Headless Man: Yeah, why not? I can hear you, by the way.
James Franco: I'm sorry, we just don't know you, man. You could be, like, a looter or a, a rapist or a tittyfucker, like...
[Seth grabs his chest protectively]
James Franco: ... I'm sorry. Look, guys, we just boarded up this whole house to keep everyone out, and the first guy who comes to the door, we're gonna let him in? I mean, how do we know we can trust this guy?
Headless Man: I want to live! Things have gone crazy out here!
Danny McBride: "Agagaga-fuckin'-crazy-out-here!" This guy fuckin' sucks.
James Franco: What if he's the rapist?
Jonah Hill: Man, even if he is a rapist, he can't rape all of us.

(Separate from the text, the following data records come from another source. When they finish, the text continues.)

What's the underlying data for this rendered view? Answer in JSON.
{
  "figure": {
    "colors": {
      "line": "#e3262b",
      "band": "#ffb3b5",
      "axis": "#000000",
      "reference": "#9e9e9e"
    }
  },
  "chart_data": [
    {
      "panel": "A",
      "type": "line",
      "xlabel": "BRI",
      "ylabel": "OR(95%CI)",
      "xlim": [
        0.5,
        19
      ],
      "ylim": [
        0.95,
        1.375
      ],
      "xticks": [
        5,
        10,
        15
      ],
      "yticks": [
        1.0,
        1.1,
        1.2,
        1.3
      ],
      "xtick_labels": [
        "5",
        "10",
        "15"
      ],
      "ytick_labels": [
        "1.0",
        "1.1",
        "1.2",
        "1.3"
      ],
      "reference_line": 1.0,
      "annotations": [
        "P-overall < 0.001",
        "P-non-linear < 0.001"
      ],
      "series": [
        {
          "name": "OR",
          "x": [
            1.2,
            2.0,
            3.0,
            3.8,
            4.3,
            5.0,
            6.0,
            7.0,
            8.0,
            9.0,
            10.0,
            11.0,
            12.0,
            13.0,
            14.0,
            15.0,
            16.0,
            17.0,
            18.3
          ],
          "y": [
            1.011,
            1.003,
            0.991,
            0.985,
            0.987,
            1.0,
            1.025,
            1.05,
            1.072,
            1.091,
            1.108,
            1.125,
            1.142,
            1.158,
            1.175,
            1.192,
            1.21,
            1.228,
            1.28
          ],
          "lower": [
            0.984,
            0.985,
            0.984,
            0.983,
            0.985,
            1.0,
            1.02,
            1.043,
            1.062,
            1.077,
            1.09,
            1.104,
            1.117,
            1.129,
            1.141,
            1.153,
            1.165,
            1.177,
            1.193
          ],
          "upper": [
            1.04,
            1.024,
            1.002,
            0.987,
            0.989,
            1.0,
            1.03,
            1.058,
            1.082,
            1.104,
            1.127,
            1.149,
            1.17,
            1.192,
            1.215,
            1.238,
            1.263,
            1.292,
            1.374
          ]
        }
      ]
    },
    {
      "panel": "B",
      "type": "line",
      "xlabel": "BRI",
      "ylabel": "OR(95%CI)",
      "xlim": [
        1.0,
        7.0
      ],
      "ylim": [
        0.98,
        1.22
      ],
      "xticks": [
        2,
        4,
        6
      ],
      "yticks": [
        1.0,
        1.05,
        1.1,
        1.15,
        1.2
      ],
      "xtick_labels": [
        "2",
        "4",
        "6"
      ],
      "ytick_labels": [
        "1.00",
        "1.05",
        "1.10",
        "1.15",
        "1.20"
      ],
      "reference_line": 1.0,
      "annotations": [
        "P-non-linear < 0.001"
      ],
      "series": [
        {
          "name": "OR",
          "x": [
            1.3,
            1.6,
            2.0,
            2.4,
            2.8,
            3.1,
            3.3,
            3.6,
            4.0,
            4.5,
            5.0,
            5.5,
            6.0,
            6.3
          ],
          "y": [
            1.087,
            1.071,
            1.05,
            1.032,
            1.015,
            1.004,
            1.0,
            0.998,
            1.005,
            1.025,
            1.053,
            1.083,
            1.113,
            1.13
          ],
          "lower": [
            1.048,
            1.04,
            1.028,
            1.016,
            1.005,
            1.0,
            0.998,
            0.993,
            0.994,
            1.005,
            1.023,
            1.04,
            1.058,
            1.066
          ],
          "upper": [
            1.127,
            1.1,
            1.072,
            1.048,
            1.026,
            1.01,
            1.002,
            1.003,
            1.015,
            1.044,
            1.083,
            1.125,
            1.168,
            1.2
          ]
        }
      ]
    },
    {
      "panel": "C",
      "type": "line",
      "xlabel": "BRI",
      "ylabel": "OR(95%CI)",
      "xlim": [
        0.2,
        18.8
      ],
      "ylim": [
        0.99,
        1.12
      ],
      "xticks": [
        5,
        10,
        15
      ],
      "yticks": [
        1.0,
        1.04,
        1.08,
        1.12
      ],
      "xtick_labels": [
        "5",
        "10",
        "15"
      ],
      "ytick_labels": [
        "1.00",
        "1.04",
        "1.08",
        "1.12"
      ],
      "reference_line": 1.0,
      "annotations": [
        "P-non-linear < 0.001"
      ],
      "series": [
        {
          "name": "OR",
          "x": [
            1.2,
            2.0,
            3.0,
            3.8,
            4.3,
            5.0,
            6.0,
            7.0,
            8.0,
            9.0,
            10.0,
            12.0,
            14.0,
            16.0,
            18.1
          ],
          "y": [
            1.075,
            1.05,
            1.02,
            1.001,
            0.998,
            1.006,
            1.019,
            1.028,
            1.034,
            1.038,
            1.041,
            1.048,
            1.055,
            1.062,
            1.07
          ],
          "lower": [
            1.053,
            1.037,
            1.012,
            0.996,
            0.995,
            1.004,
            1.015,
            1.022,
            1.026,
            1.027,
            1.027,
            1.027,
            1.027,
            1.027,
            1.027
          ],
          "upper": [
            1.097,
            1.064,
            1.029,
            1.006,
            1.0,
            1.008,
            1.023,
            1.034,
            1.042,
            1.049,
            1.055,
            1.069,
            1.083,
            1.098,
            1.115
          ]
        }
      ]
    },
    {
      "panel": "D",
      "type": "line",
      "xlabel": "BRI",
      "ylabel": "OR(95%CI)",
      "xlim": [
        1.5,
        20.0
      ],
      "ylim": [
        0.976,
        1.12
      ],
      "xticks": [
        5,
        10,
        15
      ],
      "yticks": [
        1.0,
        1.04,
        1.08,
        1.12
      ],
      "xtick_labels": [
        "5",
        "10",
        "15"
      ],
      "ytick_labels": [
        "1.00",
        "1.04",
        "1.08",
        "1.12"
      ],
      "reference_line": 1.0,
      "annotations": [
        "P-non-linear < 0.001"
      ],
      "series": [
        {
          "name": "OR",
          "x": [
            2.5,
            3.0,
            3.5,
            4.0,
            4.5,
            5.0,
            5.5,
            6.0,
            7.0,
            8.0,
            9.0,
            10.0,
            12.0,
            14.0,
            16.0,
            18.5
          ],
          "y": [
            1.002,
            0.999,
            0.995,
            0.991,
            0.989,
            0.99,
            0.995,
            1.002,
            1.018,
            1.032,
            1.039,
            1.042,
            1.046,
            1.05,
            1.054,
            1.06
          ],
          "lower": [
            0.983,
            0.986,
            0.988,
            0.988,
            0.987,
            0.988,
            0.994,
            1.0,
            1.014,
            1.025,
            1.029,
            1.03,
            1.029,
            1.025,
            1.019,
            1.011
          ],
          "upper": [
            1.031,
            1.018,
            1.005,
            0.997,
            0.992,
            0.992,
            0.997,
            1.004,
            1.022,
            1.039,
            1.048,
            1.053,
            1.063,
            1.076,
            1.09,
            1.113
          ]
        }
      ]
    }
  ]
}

Headless Man: [panicking] Yeah, no, I'm not a rapist!
Seth Rogen: You gonna tittyfuck us?
Headless Man: [almost in tears] If you want me to tittyfuck you, I will, so good, oh, you'll love it!
Jay Baruchel: Seth, back me up, please, we can't just leave him out there to die, are you crazy?
James Franco: [to Seth] What do you wanna do? I'll do whatever you wanna do.
Seth Rogen: Uh, let's vote on it!
Headless Man: Yeah, I fuckin' vote you let me in!
Danny McBride: Here's my vote: fuck all of you, I'm letting him in. This is boring.
[the guys all shout and rush to stop him; something growls outside]
Headless Man: There's something out here!
[the thing outside suddenly chops the man's head off, and the severed head bounces into the room, coming to a stop at Danny's feet]
Danny McBride: [in shock] This is real! This is fucking real!
[he kicks the head at James, who kicks it away from him immediately. The guys all start screaming and kicking the head around the room to get away from it]
Jonah Hill: You guys! This man was alive a few seconds ago, we can't play soccer with his head!
James Franco: Pick it up, Jonah.
[Jonah picks up the head and immediately drops it again as blood gushes out of it]
Danny McBride: What the fuck is going on?
Jonah Hill: He blinked at me! He blinked at me!
James Franco: Put it over there!
[quivering in fear, Craig throws a blanket over the head]
-- Jay Baruchel -
Jay Baruchel: [after encountering Satan] Oh, you've got to be fucking SHITTING me!